Researchers discovered that graphene is the perfect surface to arrange model cell membranes on in hopes of mimicking human cells.

The research team found the membranes could be directly "written" onto the graphene surface using a method called "Lipid Dip-Pen Nanolithography" (L-DPN), a University of Manchester news release reported.

All 100 billion of the cells in a human body are created within a cell membrane that also contains an abundance of "proteins, ion channels and other molecules."

The team hopes to use this new technique to better study what goes on inside the membrane, which could lead to breakthroughs in "bio-sensing, bio-catalysis and drug-delivery."

It is almost impossible to observe this process with live cells inside the human body, using an artificial model makes it much more accessible and easy to observe.

The Manchester team found graphene was an "exciting new surface" on which these models could be arranged for future observation and analysis.

"Firstly, the lipids spread uniformly on graphene to form high-quality membranes.
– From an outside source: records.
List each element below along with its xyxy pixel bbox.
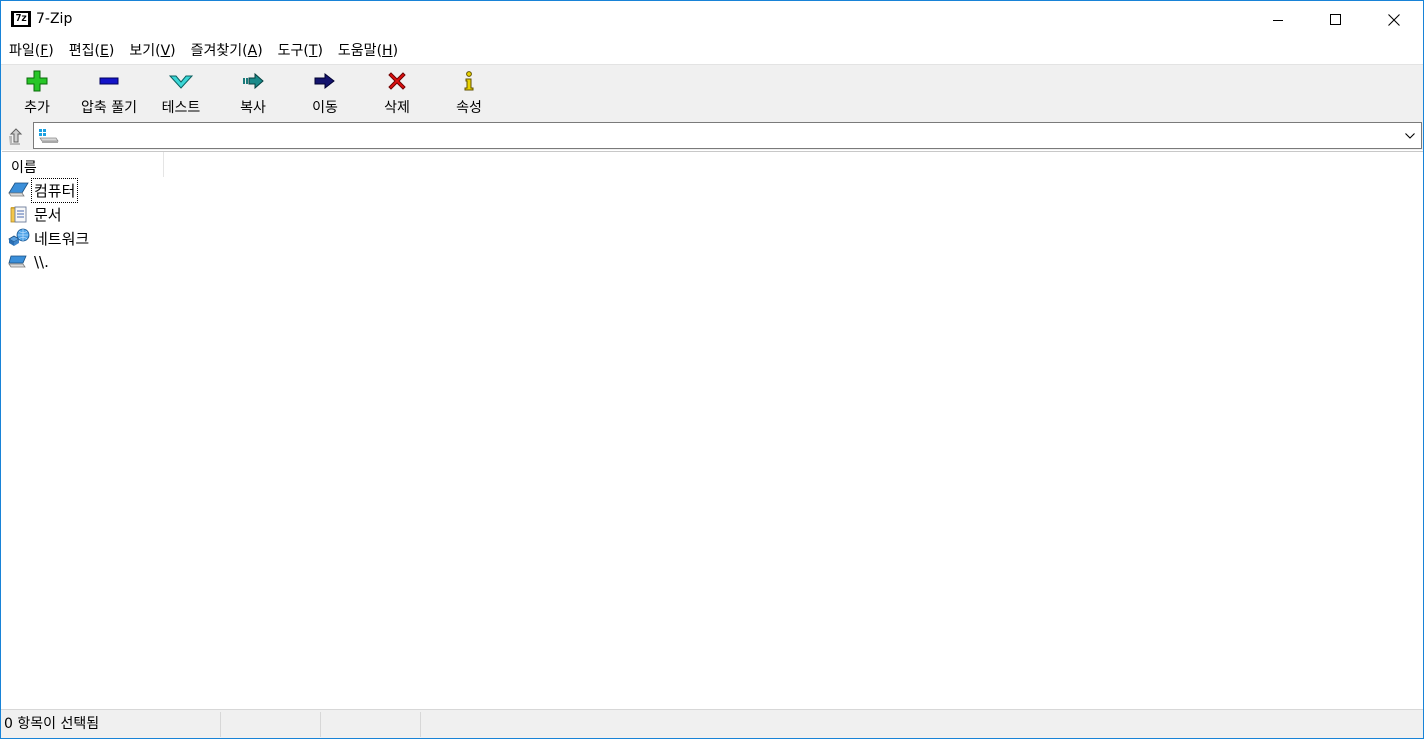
menu-help[interactable]: 도움말(H) [330,39,405,63]
main-window: 7z 7-Zip 파일(F) 편집(E) 보기(V) 즐겨찾기(A) 도구(T)… [0,0,1424,739]
status-cell-2 [221,712,321,737]
menu-favorites[interactable]: 즐겨찾기(A) [183,39,270,63]
list-item-label: \\. [34,253,49,271]
minus-icon [97,69,121,93]
menu-tools[interactable]: 도구(T) [270,39,330,63]
file-list[interactable]: 이름 컴퓨터 문서 네트워크 \\. [2,151,1423,709]
chevron-down-icon [1405,132,1415,139]
menu-view[interactable]: 보기(V) [121,39,182,63]
address-dropdown-button[interactable] [1401,123,1419,148]
windows-drive-icon [37,128,59,148]
maximize-button[interactable] [1307,1,1365,39]
list-item[interactable]: \\. [2,250,52,274]
address-combobox[interactable] [33,122,1422,149]
device-icon [8,252,30,272]
test-label: 테스트 [161,100,201,116]
copy-arrow-icon [241,69,265,93]
column-header-name[interactable]: 이름 [2,152,164,177]
add-button[interactable]: 추가 [1,65,73,122]
up-folder-button[interactable] [5,125,27,147]
list-item-label: 문서 [34,205,62,224]
status-cell-4 [421,712,1421,737]
toolbar: 추가 압축 풀기 테스트 복사 이동 삭제 속성 [1,64,1423,121]
test-button[interactable]: 테스트 [145,65,217,122]
computer-icon [8,180,30,200]
list-item-label: 네트워크 [34,229,90,248]
copy-button[interactable]: 복사 [217,65,289,122]
move-label: 이동 [312,100,338,116]
status-bar: 0 항목이 선택됨 [1,709,1423,738]
title-bar[interactable]: 7z 7-Zip [1,1,1423,39]
app-7zip-icon: 7z [11,11,31,27]
status-cell-3 [321,712,421,737]
properties-label: 속성 [456,100,482,116]
close-icon [1388,14,1400,26]
delete-x-icon [385,69,409,93]
delete-button[interactable]: 삭제 [361,65,433,122]
network-icon [8,228,30,248]
list-item[interactable]: 문서 [2,202,65,226]
menu-edit[interactable]: 편집(E) [61,39,122,63]
extract-label: 압축 풀기 [81,100,137,116]
copy-label: 복사 [240,100,266,116]
add-label: 추가 [24,100,50,116]
properties-button[interactable]: 속성 [433,65,505,122]
extract-button[interactable]: 압축 풀기 [73,65,145,122]
window-title: 7-Zip [36,11,73,27]
close-button[interactable] [1365,1,1423,39]
plus-icon [25,69,49,93]
delete-label: 삭제 [384,100,410,116]
minimize-icon [1273,20,1283,21]
list-item-label: 컴퓨터 [31,177,79,203]
list-item[interactable]: 컴퓨터 [2,177,79,203]
list-item[interactable]: 네트워크 [2,226,92,250]
checkmark-icon [169,69,193,93]
maximize-icon [1330,14,1341,25]
documents-icon [8,204,30,224]
up-folder-icon [9,128,23,145]
move-arrow-icon [313,69,337,93]
move-button[interactable]: 이동 [289,65,361,122]
minimize-button[interactable] [1249,1,1307,39]
info-icon [457,69,481,93]
menu-bar: 파일(F) 편집(E) 보기(V) 즐겨찾기(A) 도구(T) 도움말(H) [1,39,1423,63]
status-selection: 0 항목이 선택됨 [1,712,221,737]
address-bar [1,121,1423,150]
menu-file[interactable]: 파일(F) [1,39,61,63]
Graphene has unique electronic properties; it is a semi-metal with tuneable conductivity," study leader Doctor Aravind Vijayaraghavan, of the Karlsruhe Institute of Technology (KIT), said.

"When the lipids contain binding sites such as the enzyme called biotin, we show that it actively binds with a protein called streptavidin. Also, when we use charged lipids, there is charge transfer from the lipids into graphene which changes the doping level in graphene. All of these together can be exploited to produce new types of graphene/lipids based bio-sensors," Vijayaraghavan said.

The L-DPN technique uses an extremely sharp tip with an apex to "write" the membranes onto the graphene surface.

Dr. Michael Hirtz, another lead researcher from KIT, said the technique could be compared to writing on a piece of paper with a quill pen.

"The small size of the tip and the precision machine controlling it allows of course for much smaller patterns, smaller than cells, and even right down to the nanoscale," Hirtz said.
 "By employing arrays of these tips multiple different mixtures of lipids can be written in parallel, allowing for sub-cellular sized patterns with diverse chemical composition."